笹団子パン

私が泣き崩れた翌週の月曜日。おそうじから帰ってきて廊下を歩いてると、向こうから歩いてきたあの方が私を見つけるなり、「あっ!」と言ってすっと教務室に消えた。戸を開けたまま消えたっけえ、「私ですか?私かな?」って言いながら入ろうとすると結構な勢いで廊下に出ようとした。で、廊下に出た辺りで、ビニール袋に入れてある笹団子パンを見せてきた。

「これ。出がけに買ったの。中にね、笹団子がまるごと入ってて面白いよ。パンダさんがいるよ」

パンダにさん付けしてるのが可愛いと思った。たまたまかもしれないけど、パンダさんグッズを集めてた私は感激して、「わ!本当だパンダさんだ!!嬉しい。有り難うございます!!」と、久々に笑顔で話した気がする…意識しないで自然に笑顔になれた気がする。
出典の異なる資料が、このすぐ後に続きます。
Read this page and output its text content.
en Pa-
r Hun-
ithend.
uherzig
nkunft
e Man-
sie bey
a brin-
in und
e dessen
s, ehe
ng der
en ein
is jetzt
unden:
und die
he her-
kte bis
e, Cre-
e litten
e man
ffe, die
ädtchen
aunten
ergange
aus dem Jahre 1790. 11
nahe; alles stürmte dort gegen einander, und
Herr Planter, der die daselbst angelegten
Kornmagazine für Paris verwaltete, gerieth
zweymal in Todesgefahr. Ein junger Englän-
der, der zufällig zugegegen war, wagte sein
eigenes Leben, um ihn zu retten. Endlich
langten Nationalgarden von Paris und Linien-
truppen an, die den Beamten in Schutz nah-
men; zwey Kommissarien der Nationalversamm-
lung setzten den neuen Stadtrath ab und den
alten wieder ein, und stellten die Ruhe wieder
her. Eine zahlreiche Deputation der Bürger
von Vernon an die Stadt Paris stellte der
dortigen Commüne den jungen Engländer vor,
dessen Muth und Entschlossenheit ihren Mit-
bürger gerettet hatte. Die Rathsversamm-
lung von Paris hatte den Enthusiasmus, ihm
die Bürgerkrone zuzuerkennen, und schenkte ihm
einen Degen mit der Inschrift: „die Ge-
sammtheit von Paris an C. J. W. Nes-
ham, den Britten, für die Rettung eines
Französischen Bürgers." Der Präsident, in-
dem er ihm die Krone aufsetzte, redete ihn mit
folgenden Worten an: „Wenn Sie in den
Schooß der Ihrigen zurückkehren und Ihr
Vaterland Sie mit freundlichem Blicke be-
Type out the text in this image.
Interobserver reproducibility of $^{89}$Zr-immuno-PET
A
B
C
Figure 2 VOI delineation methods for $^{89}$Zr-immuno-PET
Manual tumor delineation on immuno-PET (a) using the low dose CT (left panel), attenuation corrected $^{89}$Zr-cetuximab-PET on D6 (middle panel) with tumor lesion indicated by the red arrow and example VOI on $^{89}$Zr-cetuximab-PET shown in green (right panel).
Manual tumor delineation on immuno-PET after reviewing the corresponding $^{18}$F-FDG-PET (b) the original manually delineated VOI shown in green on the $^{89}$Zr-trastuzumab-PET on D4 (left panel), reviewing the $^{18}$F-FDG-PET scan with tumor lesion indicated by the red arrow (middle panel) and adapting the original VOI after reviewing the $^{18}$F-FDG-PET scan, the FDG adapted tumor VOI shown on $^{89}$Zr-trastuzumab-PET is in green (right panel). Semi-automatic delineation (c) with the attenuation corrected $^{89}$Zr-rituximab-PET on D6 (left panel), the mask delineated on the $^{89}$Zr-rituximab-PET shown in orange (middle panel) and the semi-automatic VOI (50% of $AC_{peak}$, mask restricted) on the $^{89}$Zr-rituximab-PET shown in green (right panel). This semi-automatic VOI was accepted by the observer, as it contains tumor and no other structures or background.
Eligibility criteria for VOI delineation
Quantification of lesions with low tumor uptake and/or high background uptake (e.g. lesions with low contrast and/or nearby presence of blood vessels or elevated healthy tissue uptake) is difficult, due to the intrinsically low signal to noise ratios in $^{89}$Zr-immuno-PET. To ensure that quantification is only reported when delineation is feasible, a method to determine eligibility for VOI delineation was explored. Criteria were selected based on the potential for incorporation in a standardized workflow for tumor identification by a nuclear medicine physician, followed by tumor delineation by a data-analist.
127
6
これまでの1か月近く、本当にどうかなりそうな毎日の中、作り笑顔で過ごしてきた。というより多分険しい顔をしていた。だから、その心遣いが嬉しかった。

ちゃんとお礼を言いたかったのに。

って思って、言う機会をうかがってたところに、こないだだよ、水曜日だね、要件があったもんだから一応バッグに、ファンタグレープとメモをしのばせて。渡せなくてもいいと思って。

ほしたら。1時間引き留められて色んな話をした。私はずっと立って聞いていたよ。鞄持ってたから帰り際だったんだけどね。

「やあ…今日は異様に疲れた、っていうかここ数日本当に疲れたなあ…」って言うから、そこにすっと渡した。ちゃんとお礼言いたかったのに言えなかったから!って言って渡したら想像以上に喜んでもらえた。

良かった。

ぶどうが好きなんですっていうことも解った。

あと、「俺今46なんだけど」ということも解った。異動表のことで色んな人が訂正で校長に内線電話をもらってたって話で。

「俺今46なんだけど、45って書いててさ。1歳さば読んじゃった感じになって」って笑ってたよ。

ん、ということは、多分誕生日は9月から10月だ。誕生日が来る前に記入したってことだからきっと。

連休だよ3連休!どこか行こうと思えば行けるよと言われたけど、このご時世、旅行には行けないや。でも、私の休みの日の過ごし方を気にかけてくれてるのは解る。

有り難うございます。でも頼らない。